The first prototype below was clunky and still separate from the bottle itself, but it was used to demonstrate that the basic idea works!
The next challenge was to minimize the hardware. Everything should fit underneath a bottle of Heineken, and there’s electronics on this board to rival your iPhone: 8 led lights, a processor, an accelerometer, gyroscope and a wireless transmitter with antenna. Fifty individual components all need to seamlessly work together. With a custom designed board the tech team manages to squeeze the whole board to just over the size of a 2 Euro coin.
The boards need their own custom casing, so the team from product design firm C10 started developing 3D printed designs which will hold the boards. There’s a host of requirements the casing needs to meet, it should be unobtrusive and stylish, made from a material that allows rapid manufacture (timings are incredibly tight), it needs to withstand cooling and house both board and battery.
The teams figured out a way to split the case design into two parts, one dummy part which is attached to the bottle and is disposable, and another which can be screwed on which holds all the electronics and the battery. This should be done last minute before serving because the cold of the fridge plays havoc with battery life. Prototype after prototype was produced as we were getting closer to a final version.

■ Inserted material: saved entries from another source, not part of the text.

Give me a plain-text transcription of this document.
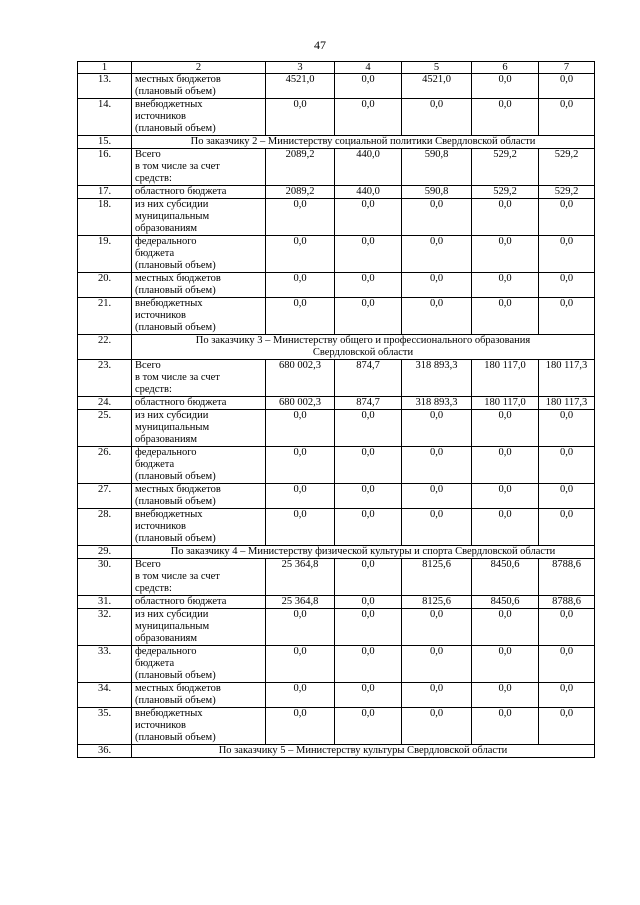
47
1	2	3	4	5	6	7
13.	местных бюджетов
(плановый объем)	4521,0	0,0	4521,0	0,0	0,0
14.	внебюджетных
источников
(плановый объем)	0,0	0,0	0,0	0,0	0,0
15.	По заказчику 2 – Министерству социальной политики Свердловской области					
16.	Всего
в том числе за счет
средств:	2089,2	440,0	590,8	529,2	529,2
17.	областного бюджета	2089,2	440,0	590,8	529,2	529,2
18.	из них субсидии
муниципальным
образованиям	0,0	0,0	0,0	0,0	0,0
19.	федерального
бюджета
(плановый объем)	0,0	0,0	0,0	0,0	0,0
20.	местных бюджетов
(плановый объем)	0,0	0,0	0,0	0,0	0,0
21.	внебюджетных
источников
(плановый объем)	0,0	0,0	0,0	0,0	0,0
22.	По заказчику 3 – Министерству общего и профессионального образования
Свердловской области					
23.	Всего
в том числе за счет
средств:	680 002,3	874,7	318 893,3	180 117,0	180 117,3
24.	областного бюджета	680 002,3	874,7	318 893,3	180 117,0	180 117,3
25.	из них субсидии
муниципальным
образованиям	0,0	0,0	0,0	0,0	0,0
26.	федерального
бюджета
(плановый объем)	0,0	0,0	0,0	0,0	0,0
27.	местных бюджетов
(плановый объем)	0,0	0,0	0,0	0,0	0,0
28.	внебюджетных
источников
(плановый объем)	0,0	0,0	0,0	0,0	0,0
29.	По заказчику 4 – Министерству физической культуры и спорта Свердловской области					
30.	Всего
в том числе за счет
средств:	25 364,8	0,0	8125,6	8450,6	8788,6
31.	областного бюджета	25 364,8	0,0	8125,6	8450,6	8788,6
32.	из них субсидии
муниципальным
образованиям	0,0	0,0	0,0	0,0	0,0
33.	федерального
бюджета
(плановый объем)	0,0	0,0	0,0	0,0	0,0
34.	местных бюджетов
(плановый объем)	0,0	0,0	0,0	0,0	0,0
35.	внебюджетных
источников
(плановый объем)	0,0	0,0	0,0	0,0	0,0
36.	По заказчику 5 – Министерству культуры Свердловской области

Meanwhile, work on the final designs for the boards continued, as well as the programming of the custom software. This wasn’t a straightforward linear process, more like a meandering road towards improvement, but with many setbacks, baffling failures and unexpected outcomes along the way.
Packaging and board design were now coming together. Here you see a picture of a 3D printed prototype in Heineken green, with the red star that blocks the battery from powering, as well as the circuit board perfectly fitting in. The battery is hidden underneath the board and the packaging has become much less obtrusive due to the color, the design (which matches the style of the Heineken Lounge club in Milan, where we will first test the prototype) and the slightly tapered shape which makes the whole thing less obvious. You can still see it underneath the bottle, but it feels like a design object now, not a strange bolt-on piece of plastic.
When software, hardware and casing design come together we have the final prototype ready to launch at the special Lounge of the Future at Milan’s Salone Del Mobile design week on April 9th, 2013. The bottle is activated by two people ‘cheersing’, sending a bright flash of light up through the green glass. When you drink, the LEDs spin faster and faster and when you put the bottle down on a surface it goes to ‘sleep’ and ‘breathe’. But best of all, at certain moments during the night we can communicate with the bottles and sync the LEDs to the beat, so we can create epic Heineken moments when the DJ, laser show, club lights and bottles all come together to form a club experience that people are part of. With the Heineken Ignite bottle, we have created the first social bottle, which blends human behavior and communication, club environment and interaction together with the iconic green Heineken bottle for a unique experience.